Rires et applaudissements
Celui-ci dure une heure. Pour chacun, lorsqu’il y a lieu, le casier judiciaire est signalé. Le tout nouveau eurodéputé Joseph Bové (dit José Bové) affole les compteurs avec ses neuf condamnations et sa peine de prison. Éclats de rire et applaudissements (vite réprimés) pour cet autre compagnon qui a écopé de 30 euros d’amende pour « offense au président de la République ». Cet autre cumule huit condamnations, dont la majorité pour « voyage en voiture en commun sans titre de transport valable ».

Pour les autres, rien que du classique pour des faucheurs volontaires : « dégradations et destruction du bien d’autrui commis en réunion » (c’est pour ces mêmes raisons qu’ils se retrouvent au tribunal de Marmande) et « refus de se soumettre à un prélèvement biologique pour identification ». Enfin, la grande majorité ne présente aucune condamnation.
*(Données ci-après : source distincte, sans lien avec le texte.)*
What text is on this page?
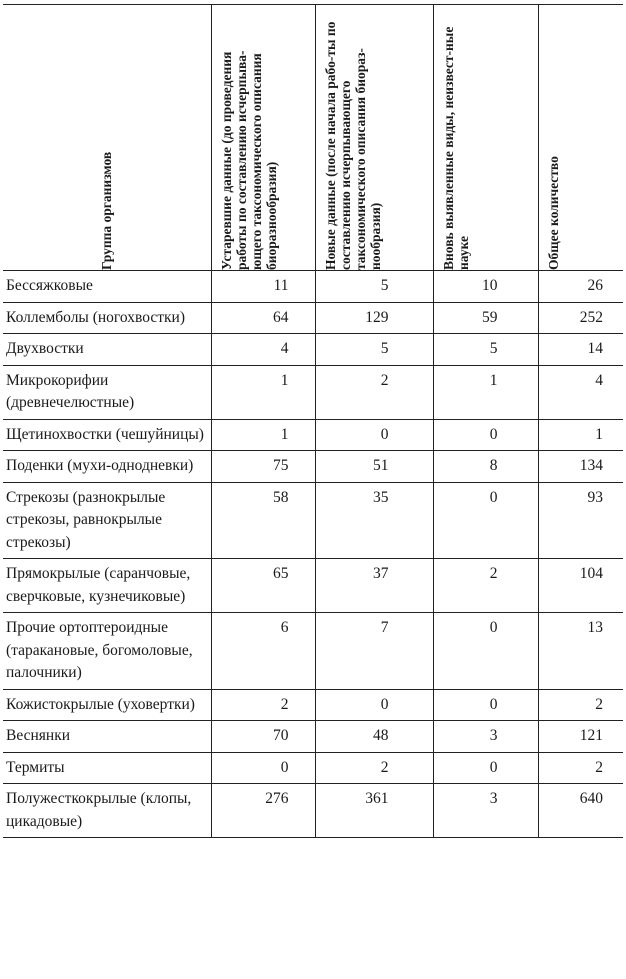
Группа организмов	Устаревшие данные (до проведения работы по составлению исчерпыва-ющего таксономического описания биоразнообразия)	Новые данные (после начала рабо-ты по составлению исчерпывающего таксономического описания биораз-нообразия)	Вновь выявленные виды, неизвест-ные науке	Общее количество

Бессяжковые	11	5	10	26
Коллемболы (ногохвостки)	64	129	59	252
Двухвостки	4	5	5	14
Микрокорифии (древнечелюстные)	1	2	1	4
Щетинохвостки (чешуйницы)	1	0	0	1
Поденки (мухи-однодневки)	75	51	8	134
Стрекозы (разнокрылые стрекозы, равнокрылые стрекозы)	58	35	0	93
Прямокрылые (саранчовые, сверчковые, кузнечиковые)	65	37	2	104
Прочие ортоптероидные (таракановые, богомоловые, палочники)	6	7	0	13
Кожистокрылые (уховертки)	2	0	0	2
Веснянки	70	48	3	121
Термиты	0	2	0	2
Полужесткокрылые (клопы, цикадовые)	276	361	3	640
Les prévenus, venus de toute la France, ont entre 25 ans (un Villeurbannais) et 82 ans (une dame de Millau). L’appel est marqué par un moment d’émotion quand tous se sont levés pour saluer la mémoire d’Hélène, militante landaise, aujourd’hui décédée.

En quelques mots, la présidente expose les faits qui ne sont « pas d’une grande complexité ». La possible utilisation d’un rotofil n’a pu être démontrée, l’implication de Greenpeace non plus, et le saccage de la parcelle Sainte-Marthe pas plus. Hormis ces trois zones d’ombre, tout a été reconnu et revendiqué par les faucheurs. Dès l’interpellation, chacun avait décliné par écrit son identité aux gendarmes.

« Raison avant l’heure »
Sur le banc de la partie civile, le plaignant, Claude Ménara, doit se sentir bien seul. Il compte cependant quelques soutiens dans la salle des pas perdus, à laquelle ont eu accès ceux qui veulent suivre tant bien que mal les débats.

Pour simplifier leur tenue, la présidente a entendu en priorité quatre militants, dont deux récidivistes, qui risquaient les plus lourdes sanctions. L’avocate de la défense, Marie-Christine Ételin, dix ans de joutes anti-OGM, ne goûte pas la méthode, mais s’y plie. À la barre, on ne tarde pas à retrouver José Bové. Rompu à l’exercice, l’homme du Larzac explique sa campagne contre le transgénique, commencée non loin d’ici, à Nérac, en 1998. Il s’est réjoui que la Haute Autorité sur les OGM ait activé la clause de sauvegarde en 2008, interdisant la culture du maïs Monsanto. Et s’est étonné de se retrouver là. « Nous sommes jugés pour avoir eu raison avant l’heure. […] Malheureusement, nous ne pouvons avoir de débat que dans les prétoires et nous plaidons la relaxe pour avoir agi dans l’intérêt général. »

La présidente Blum tente bien de le ramener sur le chemin du droit et des dommages causés. Tout comme le prévenu suivant, Jean-Baptiste Libouban, 77 ans, fondateur des faucheurs volontaires. « J’ai pris le risque d’être pris pour un voyou et même d’aller en prison. Mais je crois en la loi plus que dans le droit. La décision de ce tribunal peut aller dans notre sens », affirme-t-il. À l’interruption de séance, une haie d’honneur sur les marches du palais de justice attend les prévenus au son du slogan : « Ni dans les champs ni dans les assiettes, les OGM on n’en veut pas. »

Le procès, prévu sur deux jours, pourrait s’étaler sur trois, voire quatre. L’application de l’article 322 du Code pénal rend les 86 faucheurs passibles de deux à cinq ans de prison et 75 000 euros d’amende. Les centaines de militants qui ont envahi la ville ne veulent pas y croire.